都市と芸術の交差点から生まれる可能性

都市とは、仕事と生活が両立した空間である。

都市とは、行政や経済の仕組みや機能だけでなく、市民の賑いから成る場でもある。

芸術とは、商品だけでなく、一人一人の作品である。

芸術とは、美術館や博物館にあるものだけでなく、一人一人の表現や振る舞いや遊びでもある。

都市を機能や仕組みから見るのか、市民の賑いから見るのか、視点によって都市と芸術の交差点は変わってくる。

都市の機能や仕組みから見ると、芸術は美術館や博物館の中に閉じ込められてしまう。これは、機械のようにシステム設計された世界だ。そして、決められた制約の中で変化のない安定した世界だ。この世界にいると、効率性と速さや権威が価値として見られ易い。

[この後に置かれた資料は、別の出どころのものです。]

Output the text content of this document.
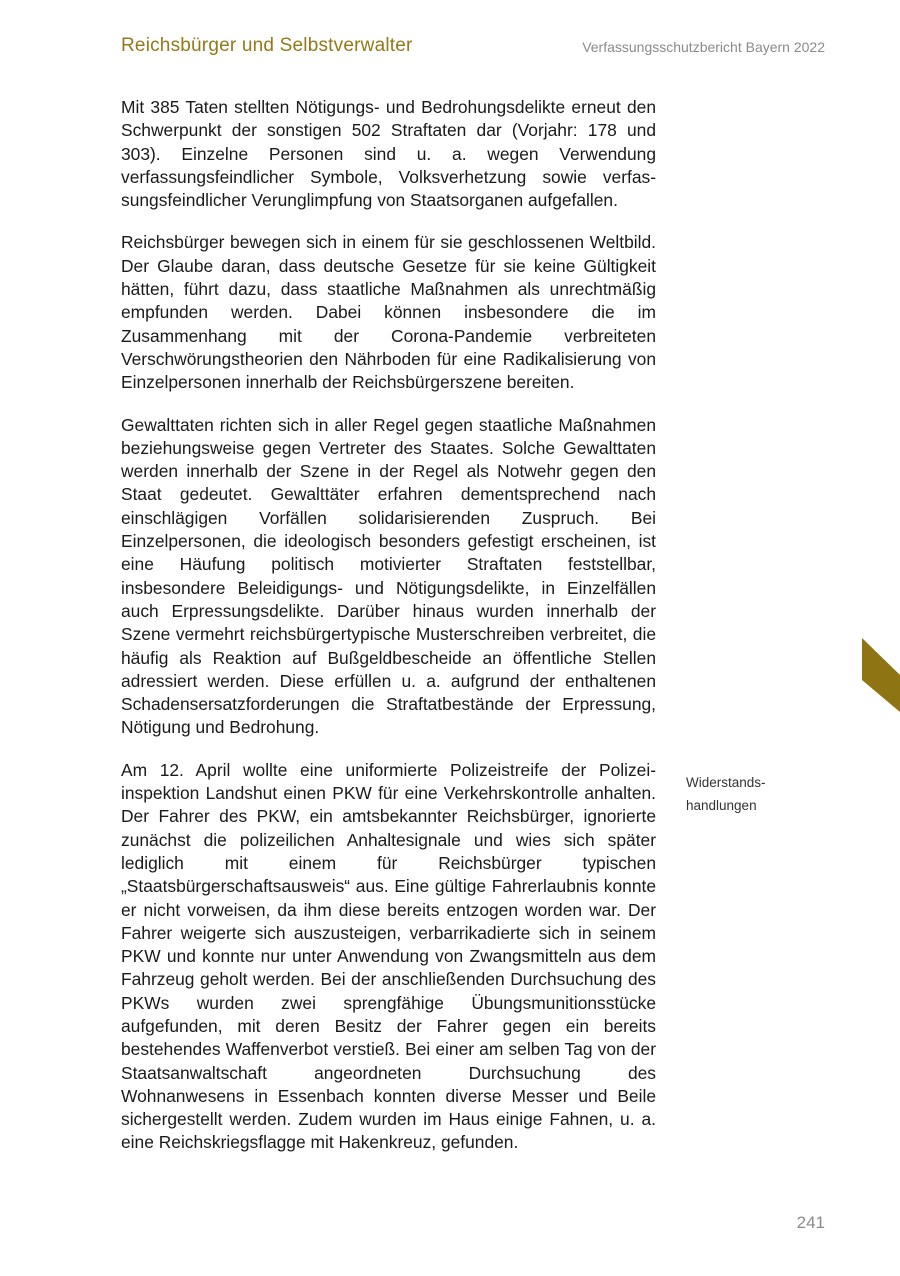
Reichsbürger und Selbstverwalter	Verfassungsschutzbericht Bayern 2022

Mit 385 Taten stellten Nötigungs- und Bedrohungsdelikte erneut den Schwerpunkt der sonstigen 502 Straftaten dar (Vorjahr: 178 und 303). Einzelne Personen sind u. a. wegen Verwendung verfassungsfeindlicher Symbole, Volksverhetzung sowie verfassungsfeindlicher Verunglimpfung von Staatsorganen aufgefallen.

Reichsbürger bewegen sich in einem für sie geschlossenen Weltbild. Der Glaube daran, dass deutsche Gesetze für sie keine Gültigkeit hätten, führt dazu, dass staatliche Maßnahmen als unrechtmäßig empfunden werden. Dabei können insbesondere die im Zusammenhang mit der Corona-Pandemie verbreiteten Verschwörungstheorien den Nährboden für eine Radikalisierung von Einzelpersonen innerhalb der Reichsbürgerszene bereiten.

Gewalttaten richten sich in aller Regel gegen staatliche Maßnahmen beziehungsweise gegen Vertreter des Staates. Solche Gewalttaten werden innerhalb der Szene in der Regel als Notwehr gegen den Staat gedeutet. Gewalttäter erfahren dementsprechend nach einschlägigen Vorfällen solidarisierenden Zuspruch. Bei Einzelpersonen, die ideologisch besonders gefestigt erscheinen, ist eine Häufung politisch motivierter Straftaten feststellbar, insbesondere Beleidigungs- und Nötigungsdelikte, in Einzelfällen auch Erpressungsdelikte. Darüber hinaus wurden innerhalb der Szene vermehrt reichsbürgertypische Musterschreiben verbreitet, die häufig als Reaktion auf Bußgeldbescheide an öffentliche Stellen adressiert werden. Diese erfüllen u. a. aufgrund der enthaltenen Schadensersatzforderungen die Straftatbestände der Erpressung, Nötigung und Bedrohung.

Am 12. April wollte eine uniformierte Polizeistreife der Polizeiinspektion Landshut einen PKW für eine Verkehrskontrolle anhalten. Der Fahrer des PKW, ein amtsbekannter Reichsbürger, ignorierte zunächst die polizeilichen Anhaltesignale und wies sich später lediglich mit einem für Reichsbürger typischen „Staatsbürgerschaftsausweis“ aus. Eine gültige Fahrerlaubnis konnte er nicht vorweisen, da ihm diese bereits entzogen worden war. Der Fahrer weigerte sich auszusteigen, verbarrikadierte sich in seinem PKW und konnte nur unter Anwendung von Zwangsmitteln aus dem Fahrzeug geholt werden. Bei der anschließenden Durchsuchung des PKWs wurden zwei sprengfähige Übungsmunitionsstücke aufgefunden, mit deren Besitz der Fahrer gegen ein bereits bestehendes Waffenverbot verstieß. Bei einer am selben Tag von der Staatsanwaltschaft angeordneten Durchsuchung des Wohnanwesens in Essenbach konnten diverse Messer und Beile sichergestellt werden. Zudem wurden im Haus einige Fahnen, u. a. eine Reichskriegsflagge mit Hakenkreuz, gefunden.

Widerstands-
handlungen
241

誰もが分かる共通の指針だからだ。これは、規律やルールや数字に人を当てはめて行く行為だ。ただ・・行き過ぎてしまうと、人間性が失われる。声なき声をかき消してしまう。人間の人権や生命が蔑ろにされてしまう。それはとても悲しいことだ。

この世界では、芸術とは都市に人間性を取り戻す行為である。声なき声を届かせる行為でもある。人権や生命の大事さを伝える行為でもある。一滴の涙から生まれる訴えでもあり、希望でもある。

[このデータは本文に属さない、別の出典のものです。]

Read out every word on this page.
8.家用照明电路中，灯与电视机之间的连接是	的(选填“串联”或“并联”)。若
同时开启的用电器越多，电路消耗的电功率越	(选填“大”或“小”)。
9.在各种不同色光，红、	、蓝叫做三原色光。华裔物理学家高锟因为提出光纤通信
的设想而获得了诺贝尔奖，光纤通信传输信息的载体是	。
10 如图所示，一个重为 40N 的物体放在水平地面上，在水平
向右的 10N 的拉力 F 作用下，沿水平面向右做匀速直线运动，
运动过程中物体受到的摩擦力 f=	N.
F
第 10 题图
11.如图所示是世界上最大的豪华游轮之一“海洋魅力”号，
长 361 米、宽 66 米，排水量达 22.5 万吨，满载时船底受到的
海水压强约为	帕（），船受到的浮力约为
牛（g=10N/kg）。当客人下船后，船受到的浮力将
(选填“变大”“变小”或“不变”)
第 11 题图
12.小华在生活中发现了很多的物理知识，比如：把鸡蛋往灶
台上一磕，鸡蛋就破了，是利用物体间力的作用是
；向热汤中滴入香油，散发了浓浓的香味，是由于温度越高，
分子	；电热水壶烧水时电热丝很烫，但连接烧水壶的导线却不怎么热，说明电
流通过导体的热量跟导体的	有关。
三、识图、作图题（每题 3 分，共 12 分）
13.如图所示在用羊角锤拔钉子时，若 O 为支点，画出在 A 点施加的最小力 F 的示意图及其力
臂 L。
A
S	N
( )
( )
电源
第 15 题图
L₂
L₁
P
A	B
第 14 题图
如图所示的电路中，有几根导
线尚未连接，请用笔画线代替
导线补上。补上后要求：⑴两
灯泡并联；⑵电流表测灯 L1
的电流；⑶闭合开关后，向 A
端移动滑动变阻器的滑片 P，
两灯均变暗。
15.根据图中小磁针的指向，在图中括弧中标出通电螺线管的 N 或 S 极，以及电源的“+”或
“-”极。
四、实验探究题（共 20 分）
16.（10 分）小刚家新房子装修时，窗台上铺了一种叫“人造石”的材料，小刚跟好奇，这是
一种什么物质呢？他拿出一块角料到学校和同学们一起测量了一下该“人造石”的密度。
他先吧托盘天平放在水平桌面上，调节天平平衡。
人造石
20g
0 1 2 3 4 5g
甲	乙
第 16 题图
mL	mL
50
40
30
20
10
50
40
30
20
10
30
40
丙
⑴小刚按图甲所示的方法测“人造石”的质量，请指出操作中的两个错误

都市の市民の賑いから見ると、芸術は、都市全体に内包されている。これは人と人とが相互連携、相互存在していく開かれた世界だ。そして、絶えず揺らいで流れていく変化した世界だ。この世界にいると、独自性やヒューマニティーが価値として見られ易い。誰もが関心を持つ矛先だからだ。ただ・・行き過ぎてしまうと自由や欲望の奴隷となってしまう。目立つことや注目されることを第一に行動してしまう。大切な存在や繋がりに気付けなく、孤立感を感じてしまう。それはとても悲しいことだ。

この世界では、芸術とは、真善美を取り戻す行為である。自分自身のエゴに気付き、セルフに戻って行く行為でもある。人と人を繋ぐ架け橋でもある。一つ一つ削ぎ落としていく行為でもある。普通の人に戻っていく行為でもある。何者でない自分を受け入れていく行為でもある。自分自身の本来の姿に戻っていく行為でもある。